Roa A, Garcia J L, Salto F, Cortes E
Department of Molecular Microbiology, Centro de Investigaciones Biológicas, Madrid, Spain.
Biochem J. 1994 Nov 1;303 ( Pt 3)(Pt 3):869-75. doi: 10.1042/bj3030869.
Escherichia coli (muT, mutD, Leu-) cells transformed with plasmid pYKD59 harbouring the pac gene encoding penicillin acylase (PA) from Kluyvera citrophila ATCC 21285 were exposed to environmental conditions that made expression of this enzyme essential for growth. Under these conditions, spontaneous mutants were isolated that used adipyl-L-leucine as the sole source of L-leucine. DNA sequencing of the mutant pac genes identified a transversion mutation of thymine to guanine at position 1163. This mutation was located in the beta-subunit of the enzyme and resulted in conversion of Phe-360 to valine. The assignment of this mutation to the shift in substrate specificity was further confirmed by site-directed mutagenesis. Secondary-structure prediction of the region surrounding Phe-360 suggests that this mutation should not produce any significant structural change. The purified mutant acylase was able to hydrolyse adipyl-, glutaryl-, valeryl-, caproyl-, heptanoyl- and phenoxyacetyl-L-leucine at pH 5 with greater efficiency than the wild-type enzyme. However, the mutant enzyme was not able to hydrolyse glutaryl-7-aminocephalosporanic acid and had lost 90% and 50% of activity on penicillin G and phenylacetyl-L-leucine respectively. Nevertheless, mutant PA retained its original activity on 6-nitro-3-phenylacetamidobenzoate and p-nitrophenylphenylacetate, suggesting that the binding specificity of PA by the acyl and amine moieties of the substrate are not independent phenomena. The small differences observed between the c.d. spectra of the mutant enzyme recorded at pH 5 and 8 suggest the existence of different conformational states at the two pH values, but these differences were indistinguishable from those observed in the native enzyme and cannot be correlated with the shift in substrate specificity. Our results demonstrate that it is possible to change the specificity of PA by laboratory evolution and use it to identify the amino acids involved in substrate recognition. However, the synchronous participation of the alpha- and beta-subunits in the complex induced-fit-like mechanism of acylases suggests that, to obtain new enzymes for industrial application, the selection pressure should be specifically designed for the compound of interest.

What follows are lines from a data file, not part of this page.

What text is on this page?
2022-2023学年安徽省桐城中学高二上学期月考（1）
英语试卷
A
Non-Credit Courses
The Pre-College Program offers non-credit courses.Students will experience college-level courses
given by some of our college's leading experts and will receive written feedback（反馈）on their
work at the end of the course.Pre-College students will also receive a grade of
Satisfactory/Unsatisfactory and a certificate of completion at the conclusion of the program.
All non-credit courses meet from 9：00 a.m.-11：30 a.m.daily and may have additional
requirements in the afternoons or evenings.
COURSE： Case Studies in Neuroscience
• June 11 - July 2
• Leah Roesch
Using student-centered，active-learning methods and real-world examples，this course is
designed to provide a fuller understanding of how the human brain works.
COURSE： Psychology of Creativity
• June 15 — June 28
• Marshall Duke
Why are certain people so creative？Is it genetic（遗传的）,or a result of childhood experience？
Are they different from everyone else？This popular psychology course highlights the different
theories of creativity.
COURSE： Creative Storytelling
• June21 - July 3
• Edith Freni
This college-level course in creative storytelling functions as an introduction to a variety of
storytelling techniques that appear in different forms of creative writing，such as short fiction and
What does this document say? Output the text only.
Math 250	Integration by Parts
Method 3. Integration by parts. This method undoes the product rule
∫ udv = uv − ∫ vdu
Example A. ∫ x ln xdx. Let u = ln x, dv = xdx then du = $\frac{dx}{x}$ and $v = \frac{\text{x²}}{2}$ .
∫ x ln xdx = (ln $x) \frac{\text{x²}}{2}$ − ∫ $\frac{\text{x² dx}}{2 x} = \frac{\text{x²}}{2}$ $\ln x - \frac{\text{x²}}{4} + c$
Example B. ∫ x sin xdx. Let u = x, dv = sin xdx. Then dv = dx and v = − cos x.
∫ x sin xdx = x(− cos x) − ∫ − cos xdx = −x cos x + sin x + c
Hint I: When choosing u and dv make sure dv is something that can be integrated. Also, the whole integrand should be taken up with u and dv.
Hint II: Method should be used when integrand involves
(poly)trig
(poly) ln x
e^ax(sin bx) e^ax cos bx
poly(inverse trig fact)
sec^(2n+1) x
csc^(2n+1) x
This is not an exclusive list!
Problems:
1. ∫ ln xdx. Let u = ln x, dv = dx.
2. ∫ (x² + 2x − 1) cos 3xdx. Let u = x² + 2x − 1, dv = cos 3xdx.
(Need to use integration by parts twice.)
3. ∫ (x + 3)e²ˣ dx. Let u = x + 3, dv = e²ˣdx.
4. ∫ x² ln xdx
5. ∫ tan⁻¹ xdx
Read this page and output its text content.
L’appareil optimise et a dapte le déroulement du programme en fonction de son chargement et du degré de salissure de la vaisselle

用携带来自嗜柠檬酸克雷伯氏菌ATCC 21285的编码青霉素酰化酶(PA)的pac基因的质粒pYKD59转化的大肠杆菌(muT、mutD、Leu-)细胞,暴露于使该酶的表达成为生长必需条件的环境中。在这些条件下,分离出了以己二酰-L-亮氨酸作为L-亮氨酸唯一来源的自发突变体。对突变的pac基因进行DNA测序,确定在第1163位发生了胸腺嘧啶到鸟嘌呤的颠换突变。该突变位于该酶的β亚基中,导致苯丙氨酸-360转变为缬氨酸。通过定点诱变进一步证实了该突变与底物特异性变化之间的关联。苯丙氨酸-360周围区域的二级结构预测表明,该突变不应产生任何显著的结构变化。纯化的突变酰化酶在pH 5时能够比野生型酶更高效地水解己二酰-、戊二酰-、戊酰-、己酰-、庚酰-和苯氧乙酰-L-亮氨酸。然而,突变酶无法水解戊二酰-7-氨基头孢烷酸,并且对青霉素G和苯乙酰-L-亮氨酸的活性分别丧失了90%和50%。尽管如此,突变型PA对6-硝基-3-苯乙酰氨基苯甲酸酯和对硝基苯基苯乙酸仍保留其原始活性,这表明底物的酰基和胺基对PA的结合特异性并非相互独立的现象。在pH 5和8时记录的突变酶的圆二色光谱之间观察到的微小差异表明在这两个pH值下存在不同的构象状态,但这些差异与在天然酶中观察到的差异无法区分,并且与底物特异性的变化无关。我们的结果表明,通过实验室进化改变PA的特异性并利用它来鉴定参与底物识别的氨基酸是可能的。然而,α亚基和β亚基在酰化酶的复合诱导契合样机制中的同步参与表明,为了获得用于工业应用的新酶,选择压力应专门针对感兴趣的化合物进行设计。